Grimoldi (Lega): "La legge anti burqa diventi di Stato"

Grimoldi (Lega): "La legge anti burqa diventi di Stato"

Estendere a tutta Italia il divieto di indossare il burqa nei luoghi pubblici per ragioni di sicurezza. Lo chiede Paolo Grimoldi, deputato nazionale e segretario regionale della Lega, dopo la sentenza della prima sezione civile del Tribunale che ha salvato la legge della Regione Lombardia. Il burqa è il velo che copre l'intera testa lasciando scoperti solo gli occhi. «La sentenza della prima sezione civile del Tribunale di Milano, che ha rigettato il ricorso di quattro associazioni che chiedevano di dichiarare discriminatoria la legge della Regione Lombardia del 2015 che vieta l'uso di caschi protettivi o di qualunque altro mezzo atto a rendere difficoltoso il riconoscimento della persona, conferma l'opportunità e la giusta finalità di questa legge regionale, che ora deve essere estesa a tutto il territorio nazionale» dice Grimoldi. «La nostra Costituzione - aggiunge - prevede diritti e libertà per ogni cittadino ma abbinati a ben precisi doveri, il primo dei quali è il rispetto di tutte le nostre leggi, comprese quelle leggi degli anni '70 che impediscono di girare in pubblico con caschi, passamontagna o copricapi che non permettono il riconoscimento della persona. È giusto, come confermato dal tribunale, vietare l'uso del burqa in pubblico, come ha già fatto la Lombardia, unica Regione ad aver fatto una legge per questo, e ora occorre adeguare la normativa statale: il Parlamento discuta e approvi la proposta di legge presentata, da tempo, dalla Lega per vietare a livello nazionale l'uso di veli o copricapi che impediscano il riconoscimento in tutti i luoghi pubblici».

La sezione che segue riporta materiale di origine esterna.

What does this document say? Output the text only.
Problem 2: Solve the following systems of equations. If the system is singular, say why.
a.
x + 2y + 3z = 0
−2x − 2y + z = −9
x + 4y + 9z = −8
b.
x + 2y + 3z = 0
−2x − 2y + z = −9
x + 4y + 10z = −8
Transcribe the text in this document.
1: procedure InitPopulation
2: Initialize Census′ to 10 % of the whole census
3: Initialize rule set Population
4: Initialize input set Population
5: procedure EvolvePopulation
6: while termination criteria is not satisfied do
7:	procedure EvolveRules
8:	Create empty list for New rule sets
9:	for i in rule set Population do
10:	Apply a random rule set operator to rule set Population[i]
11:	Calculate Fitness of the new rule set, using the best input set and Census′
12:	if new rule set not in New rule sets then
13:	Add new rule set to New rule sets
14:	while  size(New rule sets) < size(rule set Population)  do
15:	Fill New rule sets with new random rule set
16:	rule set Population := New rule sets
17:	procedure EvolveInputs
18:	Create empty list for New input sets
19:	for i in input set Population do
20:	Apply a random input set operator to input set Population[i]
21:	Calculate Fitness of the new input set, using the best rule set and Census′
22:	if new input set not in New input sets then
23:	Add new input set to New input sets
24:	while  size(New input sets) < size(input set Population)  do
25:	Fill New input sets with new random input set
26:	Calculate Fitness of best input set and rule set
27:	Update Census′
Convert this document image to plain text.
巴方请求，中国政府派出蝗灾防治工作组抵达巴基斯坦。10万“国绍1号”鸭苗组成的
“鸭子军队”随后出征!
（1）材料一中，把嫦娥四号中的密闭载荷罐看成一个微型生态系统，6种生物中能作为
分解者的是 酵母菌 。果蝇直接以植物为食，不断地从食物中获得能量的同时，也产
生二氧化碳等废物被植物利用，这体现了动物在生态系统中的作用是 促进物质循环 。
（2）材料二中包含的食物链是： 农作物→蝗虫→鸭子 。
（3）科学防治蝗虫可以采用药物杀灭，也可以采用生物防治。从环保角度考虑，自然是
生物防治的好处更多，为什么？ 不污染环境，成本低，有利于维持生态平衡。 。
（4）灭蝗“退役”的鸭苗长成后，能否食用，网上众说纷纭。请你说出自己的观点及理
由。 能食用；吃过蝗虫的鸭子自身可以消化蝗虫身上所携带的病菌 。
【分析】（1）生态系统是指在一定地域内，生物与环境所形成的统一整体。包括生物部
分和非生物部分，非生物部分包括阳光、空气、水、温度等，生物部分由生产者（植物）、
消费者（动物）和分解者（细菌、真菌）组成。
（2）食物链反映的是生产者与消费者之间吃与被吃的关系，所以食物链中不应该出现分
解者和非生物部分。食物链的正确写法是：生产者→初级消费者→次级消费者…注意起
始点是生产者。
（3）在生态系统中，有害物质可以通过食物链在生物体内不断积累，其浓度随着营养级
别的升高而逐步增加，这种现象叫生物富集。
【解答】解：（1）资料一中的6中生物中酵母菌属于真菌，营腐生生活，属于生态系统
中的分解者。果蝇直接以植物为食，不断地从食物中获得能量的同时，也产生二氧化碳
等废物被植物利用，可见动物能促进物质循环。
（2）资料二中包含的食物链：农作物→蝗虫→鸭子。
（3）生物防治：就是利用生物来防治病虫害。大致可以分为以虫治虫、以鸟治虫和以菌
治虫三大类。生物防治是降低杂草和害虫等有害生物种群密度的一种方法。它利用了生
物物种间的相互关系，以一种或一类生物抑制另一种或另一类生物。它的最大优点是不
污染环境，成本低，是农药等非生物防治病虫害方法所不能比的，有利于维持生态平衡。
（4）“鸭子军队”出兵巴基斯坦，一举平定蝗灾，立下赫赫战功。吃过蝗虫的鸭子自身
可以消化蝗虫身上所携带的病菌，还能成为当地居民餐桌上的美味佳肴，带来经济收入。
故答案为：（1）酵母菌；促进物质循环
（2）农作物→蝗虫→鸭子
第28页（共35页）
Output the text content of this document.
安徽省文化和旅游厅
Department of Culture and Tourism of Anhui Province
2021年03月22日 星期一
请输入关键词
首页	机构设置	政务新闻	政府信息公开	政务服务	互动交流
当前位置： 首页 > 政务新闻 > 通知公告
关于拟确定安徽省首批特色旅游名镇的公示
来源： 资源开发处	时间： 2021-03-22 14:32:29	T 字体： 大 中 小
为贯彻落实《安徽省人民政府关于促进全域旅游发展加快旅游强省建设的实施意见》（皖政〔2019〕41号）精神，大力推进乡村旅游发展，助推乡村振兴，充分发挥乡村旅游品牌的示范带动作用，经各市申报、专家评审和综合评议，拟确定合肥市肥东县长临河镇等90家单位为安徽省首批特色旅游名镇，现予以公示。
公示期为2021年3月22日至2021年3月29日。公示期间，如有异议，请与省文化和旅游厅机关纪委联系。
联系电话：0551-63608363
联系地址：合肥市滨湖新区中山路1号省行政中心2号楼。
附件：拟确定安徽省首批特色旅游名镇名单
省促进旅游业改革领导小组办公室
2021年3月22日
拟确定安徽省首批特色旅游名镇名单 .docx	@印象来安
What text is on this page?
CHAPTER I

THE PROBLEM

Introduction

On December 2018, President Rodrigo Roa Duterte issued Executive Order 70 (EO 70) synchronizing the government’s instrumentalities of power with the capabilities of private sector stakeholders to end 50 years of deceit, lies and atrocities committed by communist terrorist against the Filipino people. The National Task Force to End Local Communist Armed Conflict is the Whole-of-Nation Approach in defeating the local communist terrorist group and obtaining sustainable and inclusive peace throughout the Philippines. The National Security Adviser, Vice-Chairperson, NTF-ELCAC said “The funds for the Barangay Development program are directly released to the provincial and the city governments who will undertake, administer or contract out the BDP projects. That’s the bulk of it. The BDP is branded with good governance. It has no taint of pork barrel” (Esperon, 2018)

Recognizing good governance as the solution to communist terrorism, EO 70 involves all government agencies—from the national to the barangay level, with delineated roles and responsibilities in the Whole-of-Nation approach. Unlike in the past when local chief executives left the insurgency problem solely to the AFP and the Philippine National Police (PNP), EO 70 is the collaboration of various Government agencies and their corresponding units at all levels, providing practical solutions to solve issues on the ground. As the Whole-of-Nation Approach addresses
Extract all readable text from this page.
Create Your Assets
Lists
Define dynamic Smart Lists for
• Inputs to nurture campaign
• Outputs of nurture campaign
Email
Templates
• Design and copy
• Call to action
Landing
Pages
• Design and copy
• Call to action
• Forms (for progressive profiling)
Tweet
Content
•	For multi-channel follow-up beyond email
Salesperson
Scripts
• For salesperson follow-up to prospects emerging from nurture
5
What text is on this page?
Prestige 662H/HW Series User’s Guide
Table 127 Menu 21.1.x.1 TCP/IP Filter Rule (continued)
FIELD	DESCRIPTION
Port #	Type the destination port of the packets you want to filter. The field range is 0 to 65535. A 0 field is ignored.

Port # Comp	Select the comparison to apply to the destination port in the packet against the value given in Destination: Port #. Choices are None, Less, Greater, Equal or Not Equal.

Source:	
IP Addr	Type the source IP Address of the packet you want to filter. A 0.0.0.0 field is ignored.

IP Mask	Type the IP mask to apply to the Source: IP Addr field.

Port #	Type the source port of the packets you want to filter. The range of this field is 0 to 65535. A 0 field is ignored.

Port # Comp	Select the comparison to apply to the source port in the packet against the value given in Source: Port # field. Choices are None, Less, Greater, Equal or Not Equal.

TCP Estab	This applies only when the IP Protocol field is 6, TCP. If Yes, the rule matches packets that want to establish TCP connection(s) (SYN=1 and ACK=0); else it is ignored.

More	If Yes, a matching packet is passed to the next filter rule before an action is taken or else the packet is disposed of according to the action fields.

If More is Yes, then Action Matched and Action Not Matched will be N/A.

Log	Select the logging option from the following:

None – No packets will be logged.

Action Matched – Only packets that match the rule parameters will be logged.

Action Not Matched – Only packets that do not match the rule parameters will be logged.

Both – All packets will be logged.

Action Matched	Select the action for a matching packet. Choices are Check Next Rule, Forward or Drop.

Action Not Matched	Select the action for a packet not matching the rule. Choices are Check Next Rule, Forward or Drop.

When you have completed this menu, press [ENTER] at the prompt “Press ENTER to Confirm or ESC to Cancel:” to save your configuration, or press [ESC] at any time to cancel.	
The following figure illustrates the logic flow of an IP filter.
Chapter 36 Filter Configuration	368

Secondo i giudici milanesi, imporre alle musulmane di togliersi il velo se vogliono entrare negli ospedali e negli uffici pubblici, è un grosso sacrificio, dal momento che «comporta di fatto un particolare svantaggio per le persone che aderiscono a una determinata religione» ma, come riporta il Corriere della sera, non è

discriminatorio perché è «oggettivamente giustificato da una finalità legittima, ragionevole e proporzionata rispetto al valore della pubblica sicurezza». Conclude Grimoldi: «Vietare il velo islamico non è una norma razzista».